Когда же, наконец, закон придет в соответствие с правом? Когда людское правосудие будет равняться по правосудию божественному? Когда же те, кто читает библию, поймут, наконец, почему была сохранена жизнь Каину? Когда же те, кто читает евангелие, постигнут, наконец, сущность распятия Христа? Когда же, наконец, прислушаются к великому голосу жизни, который, преодолевая окружающую нас тьму, раздается из глубин неизвестного: «Не убий!» Когда же те, кто здесь, на земле, — судьи, священники, народы и короли — увидят, что есть некто над нами? Республики, основанные на рабстве, монархии, опирающиеся на солдатчину, общество, охраняемое палачами. Повсюду насилие, права и правды нет нигде. О, жалкие властители мира, с немощью гусениц, с надменностью удавов!

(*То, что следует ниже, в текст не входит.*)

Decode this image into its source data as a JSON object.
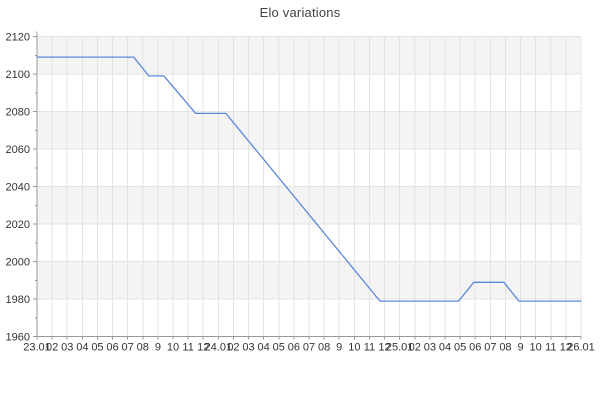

Сейчас представляется случай сделать еще один шаг по пути прогресса. Женева собирается обсудить вопрос о смертной казни. Об этом говорится в вашем письме, сударь. Вы просите меня вмешаться, принять участие в дискуссии и сказать свое слово. Боюсь, что вы преувеличиваете значение слов слабого и одинокого человека, подобного мне. Кто я такой, и что я могу сделать? Прошло уже много лет — начиная с 1828 года, — как я слабыми силами одного человека борюсь против исполинского, противоречивого и чудовищного явления — смертной казни, сочетающей в себе достаточно несправедливости, чтобы привести в ужас мыслителя. Другие боролись успешнее и сделали больше, чем я. Но смертная казнь лишь немного отступила, вот и все. В Париже, среди всего его света, она почувствовала свою постыдность, гильотина потеряла свою самоуверенность, но не сдалась. Изгнанная с Гревской площади, она перебралась к заставе Сен-Жак, изгнанная от заставы Сен-Жак, она перекочевала на площадь Ла Рокетт. Она отступает, но не сдается.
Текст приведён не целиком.